Forum Discussion
Extract # and @ from tweet
I tried that with Power Query. If we add function which extracts words between "@" or "#" and end of the word
(Source as table, Delimiter as text, ResultColumnName as text) as table =>
let
EndWordCharacters = {" ",",",".",":",";","!"},
//Source = Tweets,
SplitByFirstDelimeter = Table.AddColumn(
Source,
"Custom",
each List.RemoveFirstN( Text.Split([Tweets],Delimiter) ,1) ),
CutAfterWordEnd = Table.AddColumn(
SplitByFirstDelimeter,
ResultColumnName,
each List.Transform([Custom],
each Delimiter &
Text.Start(_,
if Text.PositionOfAny(_,EndWordCharacters) =-1
then Text.Length(_)
else Text.PositionOfAny(_,EndWordCharacters)
)
)
),
ExtractValues = Table.TransformColumns(
CutAfterWordEnd,
{ResultColumnName,
each Text.Combine( List.Transform(_, Text.From), ", "),
type text
}
),
RemoveColumns = Table.RemoveColumns(
ExtractValues,
{"Custom"}
)
in
RemoveColumns
result could be received as
let
Source = Excel.CurrentWorkbook(){[Name="Tweets"]}[Content],
AddMentions = ExtractTags(Source,"@","Mentions"),
AddHashtags = ExtractTags(AddMentions,"#","Hashtags")
in
AddHashtags
in form of
If each mention/hashtag put into separate cell, when just split columns by comma in final result.
Hi Sergei,
I have used your code for a school project for the University of Amsterdam and in doing so I discovered a flaw that wasn't caught in your test-case example.

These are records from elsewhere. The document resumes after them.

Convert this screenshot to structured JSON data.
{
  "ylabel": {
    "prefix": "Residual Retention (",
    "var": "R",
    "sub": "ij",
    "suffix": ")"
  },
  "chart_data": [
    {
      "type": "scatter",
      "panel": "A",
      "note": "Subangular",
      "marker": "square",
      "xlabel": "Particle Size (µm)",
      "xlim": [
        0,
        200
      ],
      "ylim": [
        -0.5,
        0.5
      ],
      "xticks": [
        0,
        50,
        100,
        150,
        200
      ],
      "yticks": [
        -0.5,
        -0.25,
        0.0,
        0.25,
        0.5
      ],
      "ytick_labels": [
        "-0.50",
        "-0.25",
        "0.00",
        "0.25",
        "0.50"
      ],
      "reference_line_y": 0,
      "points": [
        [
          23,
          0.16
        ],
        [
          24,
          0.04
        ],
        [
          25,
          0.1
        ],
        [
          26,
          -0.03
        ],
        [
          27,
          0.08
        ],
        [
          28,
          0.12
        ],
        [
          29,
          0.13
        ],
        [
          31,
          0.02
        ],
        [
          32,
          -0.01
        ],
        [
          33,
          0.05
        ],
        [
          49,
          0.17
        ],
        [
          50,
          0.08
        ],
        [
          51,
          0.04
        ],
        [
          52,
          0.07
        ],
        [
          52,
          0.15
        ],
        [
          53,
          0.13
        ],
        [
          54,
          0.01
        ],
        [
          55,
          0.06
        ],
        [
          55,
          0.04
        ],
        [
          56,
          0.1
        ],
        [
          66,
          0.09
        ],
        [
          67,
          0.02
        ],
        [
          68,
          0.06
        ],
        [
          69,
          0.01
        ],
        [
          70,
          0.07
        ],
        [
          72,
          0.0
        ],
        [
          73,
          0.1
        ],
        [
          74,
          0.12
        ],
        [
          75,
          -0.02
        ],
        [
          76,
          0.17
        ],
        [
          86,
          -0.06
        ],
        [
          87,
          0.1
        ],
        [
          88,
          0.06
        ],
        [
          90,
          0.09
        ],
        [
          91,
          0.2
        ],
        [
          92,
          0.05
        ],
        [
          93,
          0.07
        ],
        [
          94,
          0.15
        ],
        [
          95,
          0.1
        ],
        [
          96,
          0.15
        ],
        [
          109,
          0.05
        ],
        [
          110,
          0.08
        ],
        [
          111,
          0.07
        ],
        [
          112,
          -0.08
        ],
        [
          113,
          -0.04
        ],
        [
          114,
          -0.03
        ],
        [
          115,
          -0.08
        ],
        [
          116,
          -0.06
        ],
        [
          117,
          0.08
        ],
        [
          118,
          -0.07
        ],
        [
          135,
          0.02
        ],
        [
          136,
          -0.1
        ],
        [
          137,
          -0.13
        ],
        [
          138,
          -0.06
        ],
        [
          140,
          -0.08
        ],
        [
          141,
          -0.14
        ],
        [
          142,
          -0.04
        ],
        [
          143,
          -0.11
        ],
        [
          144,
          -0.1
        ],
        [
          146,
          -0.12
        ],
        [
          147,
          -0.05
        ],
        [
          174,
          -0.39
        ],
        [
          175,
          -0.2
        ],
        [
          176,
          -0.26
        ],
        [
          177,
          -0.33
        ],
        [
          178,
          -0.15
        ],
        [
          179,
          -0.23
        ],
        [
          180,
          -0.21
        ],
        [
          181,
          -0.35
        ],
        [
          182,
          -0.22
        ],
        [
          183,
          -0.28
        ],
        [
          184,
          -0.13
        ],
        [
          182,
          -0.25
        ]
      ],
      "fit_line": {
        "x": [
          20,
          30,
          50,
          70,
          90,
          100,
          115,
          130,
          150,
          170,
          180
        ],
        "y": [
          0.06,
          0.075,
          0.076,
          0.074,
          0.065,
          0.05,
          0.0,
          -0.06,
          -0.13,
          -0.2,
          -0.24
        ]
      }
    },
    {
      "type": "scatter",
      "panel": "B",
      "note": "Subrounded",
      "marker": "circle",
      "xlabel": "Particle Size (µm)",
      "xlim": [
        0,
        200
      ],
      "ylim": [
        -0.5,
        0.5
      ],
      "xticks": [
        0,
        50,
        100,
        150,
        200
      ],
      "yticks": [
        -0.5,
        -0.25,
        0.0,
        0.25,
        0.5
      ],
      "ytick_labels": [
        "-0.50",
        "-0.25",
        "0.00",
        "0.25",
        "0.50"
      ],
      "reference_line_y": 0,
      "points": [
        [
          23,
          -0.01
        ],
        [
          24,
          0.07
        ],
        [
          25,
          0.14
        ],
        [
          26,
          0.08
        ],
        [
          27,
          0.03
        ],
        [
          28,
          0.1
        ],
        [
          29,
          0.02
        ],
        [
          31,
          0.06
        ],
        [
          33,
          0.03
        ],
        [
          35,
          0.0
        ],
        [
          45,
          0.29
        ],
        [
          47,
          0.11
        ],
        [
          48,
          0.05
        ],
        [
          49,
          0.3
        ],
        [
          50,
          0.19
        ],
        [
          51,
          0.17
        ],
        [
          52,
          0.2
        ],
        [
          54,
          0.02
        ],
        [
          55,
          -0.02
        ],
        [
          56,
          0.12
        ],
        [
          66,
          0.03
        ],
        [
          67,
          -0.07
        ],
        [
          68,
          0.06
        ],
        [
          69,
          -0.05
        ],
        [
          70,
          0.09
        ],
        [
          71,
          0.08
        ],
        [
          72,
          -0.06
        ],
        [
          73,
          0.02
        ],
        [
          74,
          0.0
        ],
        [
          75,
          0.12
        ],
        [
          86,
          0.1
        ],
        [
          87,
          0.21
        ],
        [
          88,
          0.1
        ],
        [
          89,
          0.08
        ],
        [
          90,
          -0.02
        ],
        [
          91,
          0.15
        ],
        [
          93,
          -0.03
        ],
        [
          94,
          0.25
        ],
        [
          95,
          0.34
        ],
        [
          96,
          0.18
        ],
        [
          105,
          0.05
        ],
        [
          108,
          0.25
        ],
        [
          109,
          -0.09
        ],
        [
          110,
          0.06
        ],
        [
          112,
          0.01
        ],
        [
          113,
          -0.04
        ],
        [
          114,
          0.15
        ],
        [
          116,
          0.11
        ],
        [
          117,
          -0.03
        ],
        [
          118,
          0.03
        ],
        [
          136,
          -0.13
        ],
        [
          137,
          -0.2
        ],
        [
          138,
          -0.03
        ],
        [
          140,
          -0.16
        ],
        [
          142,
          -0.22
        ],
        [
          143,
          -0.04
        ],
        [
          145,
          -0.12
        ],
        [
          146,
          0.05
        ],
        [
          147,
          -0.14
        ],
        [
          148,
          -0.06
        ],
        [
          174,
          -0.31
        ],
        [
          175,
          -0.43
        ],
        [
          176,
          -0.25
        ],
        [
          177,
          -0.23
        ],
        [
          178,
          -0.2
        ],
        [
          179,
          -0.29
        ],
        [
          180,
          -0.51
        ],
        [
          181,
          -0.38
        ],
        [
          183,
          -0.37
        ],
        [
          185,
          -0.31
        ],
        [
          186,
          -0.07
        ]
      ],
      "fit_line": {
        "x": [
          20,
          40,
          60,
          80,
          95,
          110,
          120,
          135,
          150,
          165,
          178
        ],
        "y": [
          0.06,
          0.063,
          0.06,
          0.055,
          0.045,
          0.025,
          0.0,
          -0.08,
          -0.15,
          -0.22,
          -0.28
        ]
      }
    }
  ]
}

I believe (with my limited knowledge) that the special characters defined in your EndWordCharacters variable weren't picked out by the code (I couldn't tell you why). I have replaced the strings in the list with Character.FromNumber() for all the characters I wanted the code to cut off the text at and now it works like a charm.
Thank you for providing the code I could work with.
Kind Regards,
Mees